El relato arranca con el momento de mayor esplendor de esta cultura cabaretística y en el baluarte del judaísmo, la Kurfürstendamm, una de las principales arterias berlinesas y reclamo de Goebbels y compañía cuando la esvástica comenzó a atropellar todo el orden anterior. Muchos artistas empezaron a buscar refugio en el exilio; los que resistieron, conformaron en 1933 la Liga para la Cultura Judía, con la que se buscaba satisfacer los dictámenes del poder nazi en materia de separación de alemanes y judíos, y que fue sometida a un asedio continuo hasta su desmembración en 1941.

El humor del victimario estaba caracterizado por tintes autoparódicos, pero los cómicos no rechazaron su ingenio para combatir los postulados antisemitas o satirizar al führer sugiriendo su homosexualidad.
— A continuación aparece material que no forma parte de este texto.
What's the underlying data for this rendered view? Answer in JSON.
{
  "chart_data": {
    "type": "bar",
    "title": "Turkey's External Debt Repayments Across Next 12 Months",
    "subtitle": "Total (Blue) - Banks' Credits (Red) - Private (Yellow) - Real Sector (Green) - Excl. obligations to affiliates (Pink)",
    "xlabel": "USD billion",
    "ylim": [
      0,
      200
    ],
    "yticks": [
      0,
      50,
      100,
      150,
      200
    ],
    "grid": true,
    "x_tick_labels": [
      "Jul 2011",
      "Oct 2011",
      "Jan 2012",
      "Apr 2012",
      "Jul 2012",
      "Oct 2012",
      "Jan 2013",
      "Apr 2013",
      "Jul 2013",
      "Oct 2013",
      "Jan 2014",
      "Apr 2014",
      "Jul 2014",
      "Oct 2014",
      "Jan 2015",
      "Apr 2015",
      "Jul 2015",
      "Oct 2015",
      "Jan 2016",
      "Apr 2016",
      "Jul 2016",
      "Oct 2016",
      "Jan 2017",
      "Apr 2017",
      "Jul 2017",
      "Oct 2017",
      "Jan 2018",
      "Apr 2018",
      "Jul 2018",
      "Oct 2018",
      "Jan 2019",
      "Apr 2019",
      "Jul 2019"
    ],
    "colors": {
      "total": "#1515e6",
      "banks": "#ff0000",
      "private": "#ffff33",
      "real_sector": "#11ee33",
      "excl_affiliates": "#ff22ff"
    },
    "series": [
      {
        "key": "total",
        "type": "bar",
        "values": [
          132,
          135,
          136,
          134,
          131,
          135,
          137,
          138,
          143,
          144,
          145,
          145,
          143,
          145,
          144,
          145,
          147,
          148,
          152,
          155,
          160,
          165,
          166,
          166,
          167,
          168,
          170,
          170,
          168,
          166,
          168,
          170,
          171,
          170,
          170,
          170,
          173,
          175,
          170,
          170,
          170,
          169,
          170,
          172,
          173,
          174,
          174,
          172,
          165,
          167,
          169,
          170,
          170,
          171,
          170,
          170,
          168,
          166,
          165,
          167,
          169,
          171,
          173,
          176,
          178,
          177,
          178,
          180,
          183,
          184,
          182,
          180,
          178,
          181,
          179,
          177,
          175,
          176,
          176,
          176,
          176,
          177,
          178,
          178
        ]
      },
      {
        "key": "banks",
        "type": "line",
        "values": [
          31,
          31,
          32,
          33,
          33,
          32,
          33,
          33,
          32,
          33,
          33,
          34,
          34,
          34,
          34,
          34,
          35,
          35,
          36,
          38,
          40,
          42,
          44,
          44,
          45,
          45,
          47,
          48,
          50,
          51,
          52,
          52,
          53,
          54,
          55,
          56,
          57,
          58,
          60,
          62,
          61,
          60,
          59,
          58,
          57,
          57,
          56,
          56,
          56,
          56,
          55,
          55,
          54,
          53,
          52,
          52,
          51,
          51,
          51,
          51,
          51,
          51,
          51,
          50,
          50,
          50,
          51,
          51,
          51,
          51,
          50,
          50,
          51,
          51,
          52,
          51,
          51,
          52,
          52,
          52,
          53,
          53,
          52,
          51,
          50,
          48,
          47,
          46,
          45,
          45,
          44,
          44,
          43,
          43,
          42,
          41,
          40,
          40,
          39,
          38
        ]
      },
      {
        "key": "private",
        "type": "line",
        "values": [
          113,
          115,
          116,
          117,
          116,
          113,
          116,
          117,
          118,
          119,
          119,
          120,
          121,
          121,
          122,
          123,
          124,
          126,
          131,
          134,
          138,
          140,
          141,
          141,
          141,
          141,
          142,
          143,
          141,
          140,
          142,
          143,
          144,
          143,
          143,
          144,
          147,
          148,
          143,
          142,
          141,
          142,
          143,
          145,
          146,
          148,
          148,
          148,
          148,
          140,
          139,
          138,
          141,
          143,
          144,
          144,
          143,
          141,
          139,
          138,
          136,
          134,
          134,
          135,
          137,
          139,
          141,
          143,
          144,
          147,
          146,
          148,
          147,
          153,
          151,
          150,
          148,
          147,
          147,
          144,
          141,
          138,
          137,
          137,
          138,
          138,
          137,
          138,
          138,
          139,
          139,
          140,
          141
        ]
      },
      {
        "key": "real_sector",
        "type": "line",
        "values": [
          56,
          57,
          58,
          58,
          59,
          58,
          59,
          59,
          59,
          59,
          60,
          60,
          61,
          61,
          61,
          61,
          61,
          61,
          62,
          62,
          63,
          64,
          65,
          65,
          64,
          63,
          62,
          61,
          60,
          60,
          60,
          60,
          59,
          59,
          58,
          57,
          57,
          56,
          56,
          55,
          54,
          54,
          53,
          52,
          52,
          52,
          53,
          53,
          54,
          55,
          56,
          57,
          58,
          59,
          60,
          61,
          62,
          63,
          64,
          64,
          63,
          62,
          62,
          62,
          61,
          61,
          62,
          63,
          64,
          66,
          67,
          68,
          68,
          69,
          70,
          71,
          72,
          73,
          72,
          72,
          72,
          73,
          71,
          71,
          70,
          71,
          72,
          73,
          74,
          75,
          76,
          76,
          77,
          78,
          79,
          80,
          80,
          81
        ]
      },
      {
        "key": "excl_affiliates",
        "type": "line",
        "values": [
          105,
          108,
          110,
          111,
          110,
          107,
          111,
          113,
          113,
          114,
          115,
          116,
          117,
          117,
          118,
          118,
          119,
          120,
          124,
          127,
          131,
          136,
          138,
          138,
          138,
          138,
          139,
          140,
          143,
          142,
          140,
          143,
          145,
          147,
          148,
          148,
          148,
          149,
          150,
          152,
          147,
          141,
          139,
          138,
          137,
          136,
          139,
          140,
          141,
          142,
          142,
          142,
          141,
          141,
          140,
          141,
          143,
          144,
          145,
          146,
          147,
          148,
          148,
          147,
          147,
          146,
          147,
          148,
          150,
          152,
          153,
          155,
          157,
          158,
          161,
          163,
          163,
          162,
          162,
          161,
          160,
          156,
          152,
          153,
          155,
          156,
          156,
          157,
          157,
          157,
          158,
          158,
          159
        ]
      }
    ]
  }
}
Hitler se cobraría su venganza poco después, con una sentencia espantosa: "Los judíos se reían, pensaban que se trataba de un juego. Hoy ya no ríen más".

Una anomalía

La Liga fue, en palabras de Ottai, "un gueto virtual en una ciudad que no disponía de uno real: un gueto delimitado, no por los muros de una prisión, sino por las prohibiciones de la ley". Lo que seguramente no supiesen con certidumbre sus integrantes era lo que les esperaba en los viajes en tren hacia el Este: Westerbrok y Theresienstadt, más hacinamiento y más odio. Pero aquello solo se reveló en un entreacto de la Solución Final.

Los dos fueron campos de tránsito, una farsa. El primero, en suelo holandés, era un compendio de barracones que recordaban a un poblado nómada, una estación modelo desde la que partieron un total de noventa "cargamentos" hacia Auschwitz y los otros recintos donde se perpetró el exterminio de forma masiva. Allí, en un escenario que actúa como salvación y jaula, coinciden viejos amigos y nombres destacados de las extintas esferas berlinesas.

El comandante de Westerbrok, Konrad Gemmeker, se da cuenta del patrimonio teatral que tiene prisionero y organiza fiestas y estrenos para el deleite de otros altos mandos de las tropas invasoras. La acción persecutoria transforma esas "cosas de judíos", que creía Goebbels, en "cosas de alemanes". "En el espacio de un año se había reunido en el campo los grandes nombres del cabaré alemán: quizá un empresario, en circunstancias normales, no habría logrado convocar nunca a tantos artistas", resume Otti. Las paradojas de la guerra.

Por su parte, el gueto Theresienstadt no solo presenció espectáculos similares, sino que más bien fue una comedia en sí, un asentamiento que se tornó en una farsa desde sus orígenes, una de las grandes ficciones de la historia, un simulacro propagandístico redondo. Allí tuvo lugar la Operación Embellecimiento, consistente en hacer ver a los miembros de la Cruz Roja que los judíos habitaban en condiciones decentes. También hubo un comandante sponsor, que vio en los intérpretes la materia prima ideal para sus eventos. 

Al final, no les quedó otra que entregarse a su pasión, el espectáculo, en las condiciones más infames imaginables; porque era esto, en definitiva, la consistencia ineludible de la vida contra la muerte.